L’idée première tient d’un paradoxe absurde : le non-lieu n’existe pas et, pourtant, il représente quelque-chose. Il est un espace devant lequel ou dans lequel on passe, sans s’attarder, sans prêter attention ; un espace que l’on fuit ; un espace qui a perdu de son essence ou de son principe – un espace en négatif, en quelque sorte.
Dan Beal nous propose une déambulation de portes closes en portes closes, un parcours tout au long de, comme il le dit lui- même, “la richesse étrange des centres-bourgs” de la Martinique.
Le négatif, il le travaille au sortir de son argentique datant des années 80. Et parfois, sur une seule pellicule, il imprime deux clichés.
Il lui faut travailler la composition de tête et suivre un procédé de standardisation de la photographie, mais sans trop calculer, parfois des erreurs heureuses apparaissent. Surgit alors l’imprévisible.

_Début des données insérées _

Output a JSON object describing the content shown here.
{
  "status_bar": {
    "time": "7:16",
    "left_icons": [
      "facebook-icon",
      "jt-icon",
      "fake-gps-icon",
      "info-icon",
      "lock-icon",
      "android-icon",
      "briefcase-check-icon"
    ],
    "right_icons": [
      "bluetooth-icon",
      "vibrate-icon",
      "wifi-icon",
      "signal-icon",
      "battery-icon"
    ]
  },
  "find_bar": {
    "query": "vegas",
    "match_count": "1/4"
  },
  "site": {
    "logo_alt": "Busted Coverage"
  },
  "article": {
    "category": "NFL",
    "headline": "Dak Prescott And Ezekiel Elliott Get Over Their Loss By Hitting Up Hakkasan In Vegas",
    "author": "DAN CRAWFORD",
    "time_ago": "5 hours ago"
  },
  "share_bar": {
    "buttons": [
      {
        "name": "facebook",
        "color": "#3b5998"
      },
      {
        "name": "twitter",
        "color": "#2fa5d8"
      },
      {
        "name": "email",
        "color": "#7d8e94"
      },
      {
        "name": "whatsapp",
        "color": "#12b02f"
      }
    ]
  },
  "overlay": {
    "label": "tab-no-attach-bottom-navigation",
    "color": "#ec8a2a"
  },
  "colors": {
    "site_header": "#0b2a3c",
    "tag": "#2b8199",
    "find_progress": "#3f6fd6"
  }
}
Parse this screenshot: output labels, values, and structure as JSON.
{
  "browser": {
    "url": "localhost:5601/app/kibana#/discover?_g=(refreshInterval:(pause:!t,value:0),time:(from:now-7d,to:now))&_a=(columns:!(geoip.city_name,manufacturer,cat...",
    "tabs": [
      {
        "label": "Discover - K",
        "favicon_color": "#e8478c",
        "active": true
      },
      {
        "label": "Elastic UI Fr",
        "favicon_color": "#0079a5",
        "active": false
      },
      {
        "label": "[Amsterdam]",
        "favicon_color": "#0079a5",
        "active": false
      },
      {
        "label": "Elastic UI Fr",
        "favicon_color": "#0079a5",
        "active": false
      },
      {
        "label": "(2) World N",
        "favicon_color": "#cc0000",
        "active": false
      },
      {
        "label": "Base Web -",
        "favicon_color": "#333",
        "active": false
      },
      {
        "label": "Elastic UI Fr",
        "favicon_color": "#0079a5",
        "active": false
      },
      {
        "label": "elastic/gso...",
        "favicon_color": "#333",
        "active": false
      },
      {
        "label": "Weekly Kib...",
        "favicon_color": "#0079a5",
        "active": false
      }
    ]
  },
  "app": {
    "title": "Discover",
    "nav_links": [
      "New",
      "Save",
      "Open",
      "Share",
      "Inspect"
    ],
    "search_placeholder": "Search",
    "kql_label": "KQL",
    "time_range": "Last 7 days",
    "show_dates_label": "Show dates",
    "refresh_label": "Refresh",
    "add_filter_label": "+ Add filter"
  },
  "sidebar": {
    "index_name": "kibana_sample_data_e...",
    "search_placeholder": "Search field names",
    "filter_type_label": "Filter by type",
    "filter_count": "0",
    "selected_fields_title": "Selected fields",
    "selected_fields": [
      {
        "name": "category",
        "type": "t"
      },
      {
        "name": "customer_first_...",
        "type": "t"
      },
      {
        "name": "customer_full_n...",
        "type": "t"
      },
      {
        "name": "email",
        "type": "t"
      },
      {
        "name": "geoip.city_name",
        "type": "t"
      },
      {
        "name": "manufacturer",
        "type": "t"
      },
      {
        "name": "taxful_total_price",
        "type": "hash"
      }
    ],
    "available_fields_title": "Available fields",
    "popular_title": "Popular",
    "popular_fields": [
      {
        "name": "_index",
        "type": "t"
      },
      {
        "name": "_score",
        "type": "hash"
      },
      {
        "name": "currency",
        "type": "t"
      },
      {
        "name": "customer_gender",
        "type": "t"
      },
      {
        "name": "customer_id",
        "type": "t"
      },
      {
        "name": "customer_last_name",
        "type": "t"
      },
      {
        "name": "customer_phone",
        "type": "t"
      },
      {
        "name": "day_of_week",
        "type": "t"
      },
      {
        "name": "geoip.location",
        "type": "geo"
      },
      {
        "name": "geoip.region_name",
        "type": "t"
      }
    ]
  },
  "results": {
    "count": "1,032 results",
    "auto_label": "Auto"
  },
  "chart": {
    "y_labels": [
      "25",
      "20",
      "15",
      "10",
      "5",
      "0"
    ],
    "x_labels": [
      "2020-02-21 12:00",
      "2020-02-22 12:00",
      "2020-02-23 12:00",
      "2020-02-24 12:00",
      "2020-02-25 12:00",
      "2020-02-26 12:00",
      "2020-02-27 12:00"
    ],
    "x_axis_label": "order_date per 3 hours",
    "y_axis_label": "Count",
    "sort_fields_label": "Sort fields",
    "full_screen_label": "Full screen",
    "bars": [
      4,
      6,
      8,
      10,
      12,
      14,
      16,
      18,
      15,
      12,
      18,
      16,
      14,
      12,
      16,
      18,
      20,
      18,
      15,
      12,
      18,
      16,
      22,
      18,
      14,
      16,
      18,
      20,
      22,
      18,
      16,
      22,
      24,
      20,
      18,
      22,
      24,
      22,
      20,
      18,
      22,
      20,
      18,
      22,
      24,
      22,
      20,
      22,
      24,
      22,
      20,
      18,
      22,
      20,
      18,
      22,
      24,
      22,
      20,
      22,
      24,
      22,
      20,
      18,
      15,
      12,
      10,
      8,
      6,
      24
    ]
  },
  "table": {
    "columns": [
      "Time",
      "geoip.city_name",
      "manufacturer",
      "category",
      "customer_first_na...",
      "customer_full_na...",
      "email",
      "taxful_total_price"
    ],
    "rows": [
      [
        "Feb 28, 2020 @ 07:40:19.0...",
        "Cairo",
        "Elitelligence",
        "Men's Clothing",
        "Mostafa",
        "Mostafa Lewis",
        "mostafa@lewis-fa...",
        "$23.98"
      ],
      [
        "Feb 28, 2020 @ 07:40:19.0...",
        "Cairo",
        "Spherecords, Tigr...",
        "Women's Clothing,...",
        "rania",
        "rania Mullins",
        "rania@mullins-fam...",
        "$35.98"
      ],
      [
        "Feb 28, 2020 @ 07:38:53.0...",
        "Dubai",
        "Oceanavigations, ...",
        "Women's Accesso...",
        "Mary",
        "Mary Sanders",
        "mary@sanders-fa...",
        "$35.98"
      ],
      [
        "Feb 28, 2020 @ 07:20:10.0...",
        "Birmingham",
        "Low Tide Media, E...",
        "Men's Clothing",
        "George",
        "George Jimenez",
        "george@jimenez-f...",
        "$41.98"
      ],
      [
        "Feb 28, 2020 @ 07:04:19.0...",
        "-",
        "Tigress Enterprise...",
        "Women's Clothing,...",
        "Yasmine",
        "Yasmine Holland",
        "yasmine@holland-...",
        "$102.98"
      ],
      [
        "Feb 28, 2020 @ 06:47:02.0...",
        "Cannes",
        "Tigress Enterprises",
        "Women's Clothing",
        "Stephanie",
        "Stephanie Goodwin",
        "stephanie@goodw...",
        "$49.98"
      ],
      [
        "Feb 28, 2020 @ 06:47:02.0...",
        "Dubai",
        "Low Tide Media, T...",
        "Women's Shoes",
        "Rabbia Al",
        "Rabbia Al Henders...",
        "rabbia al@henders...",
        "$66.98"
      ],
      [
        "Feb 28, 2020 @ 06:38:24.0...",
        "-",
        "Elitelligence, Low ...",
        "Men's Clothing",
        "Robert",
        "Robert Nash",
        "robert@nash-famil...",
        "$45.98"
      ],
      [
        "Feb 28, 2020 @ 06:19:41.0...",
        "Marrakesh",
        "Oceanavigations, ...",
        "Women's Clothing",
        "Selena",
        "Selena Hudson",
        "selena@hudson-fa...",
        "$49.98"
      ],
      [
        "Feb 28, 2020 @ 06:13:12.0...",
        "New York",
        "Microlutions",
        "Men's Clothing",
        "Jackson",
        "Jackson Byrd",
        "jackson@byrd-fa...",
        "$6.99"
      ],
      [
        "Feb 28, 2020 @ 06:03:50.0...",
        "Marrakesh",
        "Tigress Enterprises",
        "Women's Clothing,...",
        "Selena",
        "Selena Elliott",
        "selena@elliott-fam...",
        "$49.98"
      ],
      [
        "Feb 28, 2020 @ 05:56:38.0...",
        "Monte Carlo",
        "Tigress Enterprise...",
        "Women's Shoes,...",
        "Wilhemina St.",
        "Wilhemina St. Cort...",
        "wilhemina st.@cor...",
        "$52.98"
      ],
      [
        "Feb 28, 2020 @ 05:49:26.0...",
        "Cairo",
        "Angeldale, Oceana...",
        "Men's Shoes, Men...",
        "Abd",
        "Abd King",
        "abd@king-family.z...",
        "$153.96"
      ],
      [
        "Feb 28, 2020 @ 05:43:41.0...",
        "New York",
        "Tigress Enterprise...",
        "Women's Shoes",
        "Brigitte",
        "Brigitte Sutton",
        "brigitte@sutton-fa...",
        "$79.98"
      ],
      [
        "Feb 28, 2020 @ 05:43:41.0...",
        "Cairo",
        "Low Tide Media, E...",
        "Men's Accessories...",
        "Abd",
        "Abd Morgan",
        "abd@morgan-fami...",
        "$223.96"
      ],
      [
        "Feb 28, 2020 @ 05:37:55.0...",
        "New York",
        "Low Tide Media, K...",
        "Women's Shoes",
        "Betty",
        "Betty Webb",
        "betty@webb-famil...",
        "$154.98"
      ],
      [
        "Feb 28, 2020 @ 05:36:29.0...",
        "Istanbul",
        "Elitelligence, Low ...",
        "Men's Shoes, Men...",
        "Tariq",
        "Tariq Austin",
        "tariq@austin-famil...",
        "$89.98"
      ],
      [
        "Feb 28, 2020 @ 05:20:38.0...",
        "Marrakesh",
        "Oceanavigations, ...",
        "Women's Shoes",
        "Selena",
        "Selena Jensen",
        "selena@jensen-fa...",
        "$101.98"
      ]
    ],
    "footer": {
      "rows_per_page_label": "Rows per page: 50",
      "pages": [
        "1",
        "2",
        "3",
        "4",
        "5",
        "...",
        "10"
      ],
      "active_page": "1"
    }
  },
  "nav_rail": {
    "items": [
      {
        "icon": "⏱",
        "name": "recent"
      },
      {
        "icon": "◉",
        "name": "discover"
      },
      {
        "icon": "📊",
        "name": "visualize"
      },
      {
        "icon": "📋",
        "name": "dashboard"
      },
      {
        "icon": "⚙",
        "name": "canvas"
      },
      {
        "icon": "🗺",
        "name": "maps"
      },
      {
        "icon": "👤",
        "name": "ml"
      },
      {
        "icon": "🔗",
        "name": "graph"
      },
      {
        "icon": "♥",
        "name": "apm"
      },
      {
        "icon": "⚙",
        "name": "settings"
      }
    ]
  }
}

Dan Beal surimpose les matières et les âges des portes qu’il rencontre lors de ses errances artistiques. Une manière, nous dit-il, de se réappropprier l’environnement urbain de l’île. Une manière, sûrement, d’en faire aussi jaillir autre chose, un mystère qu’on ne pourrait percevoir sans s’être arrêté. Un mystère, ou bien une clé.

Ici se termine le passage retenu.